This is my 3rd year of growing peas, and it's become one of the most anticipated crops in my family. You will never match the sweetness of freshly picked peas. I am growing several different varieties this year. One of them is Dwarf Grey Sugar Snow Peas. This is an old variety that been around since the late 1800s. It has been able to stick around because it's a reliable producer. I have heard mixed reviews on these peas. Some loved them, some though they were much better varieties of snow peas available.

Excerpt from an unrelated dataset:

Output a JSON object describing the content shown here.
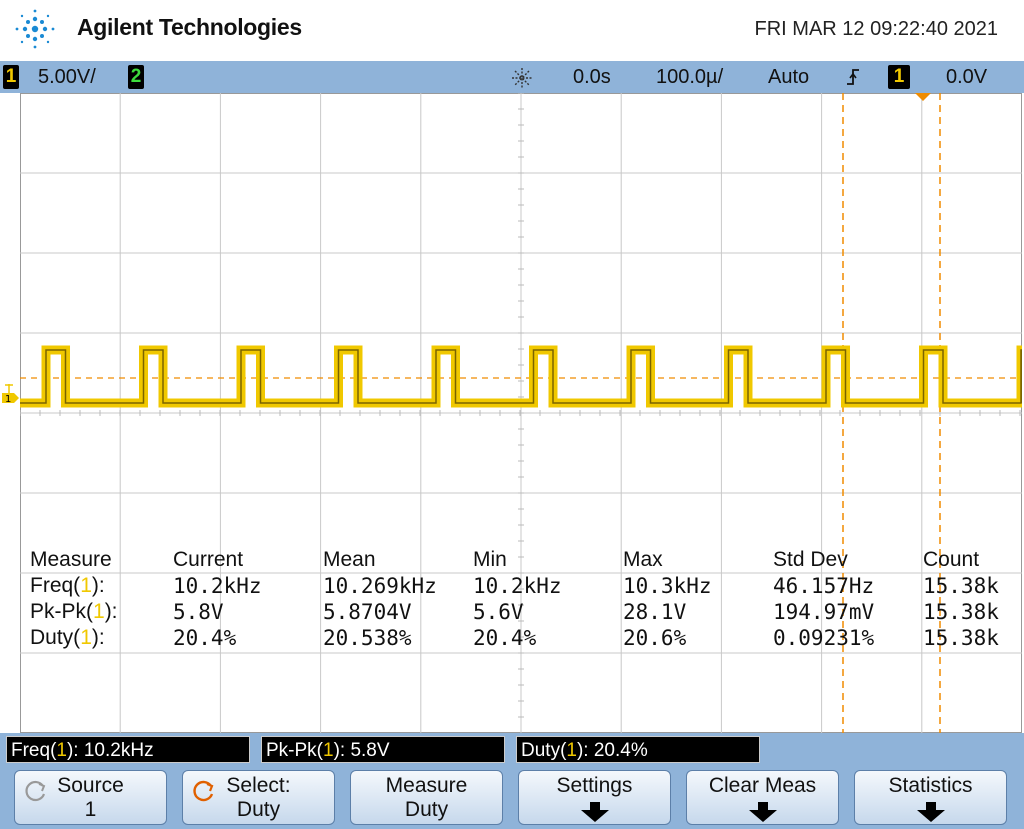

Snow peas can be eaten whole. The pods are flat and needed to be eaten before the peas inside mature. You can tell the difference between them and sugar snap, as those peas produce an edible round, plumb pod.
When to Plant
Some people say you can plant them on St. Patrick's Day. And you can as long as your soil is workable. But the thing is peas need warm enough soil to germinate. But when they have germinated, they like to grow in cooler weather. So your best bet is to plant them during a warm spell in the spring and then hope for a cool down once they are growing.
Starting Seeds Outdoors
Snow peas are easy to grow from seeds and usually emerge between 7-14 days. Peas have tender roots, so I don't recommend you transplanting them. I also found that you can plant them close together, as they grow upward. Even thought these are a dwarf variety, like with all my peas, I provide some kind of support. To save some money this year, I just used tomato cages, since they aren't in use as tomato cages right now.
I planted them a couple weeks ago. Peas grow fairly quickly. The harvest time for this particular variety is 57 days. Depending on weather, I will be eating them in mid June, right at the end of spring.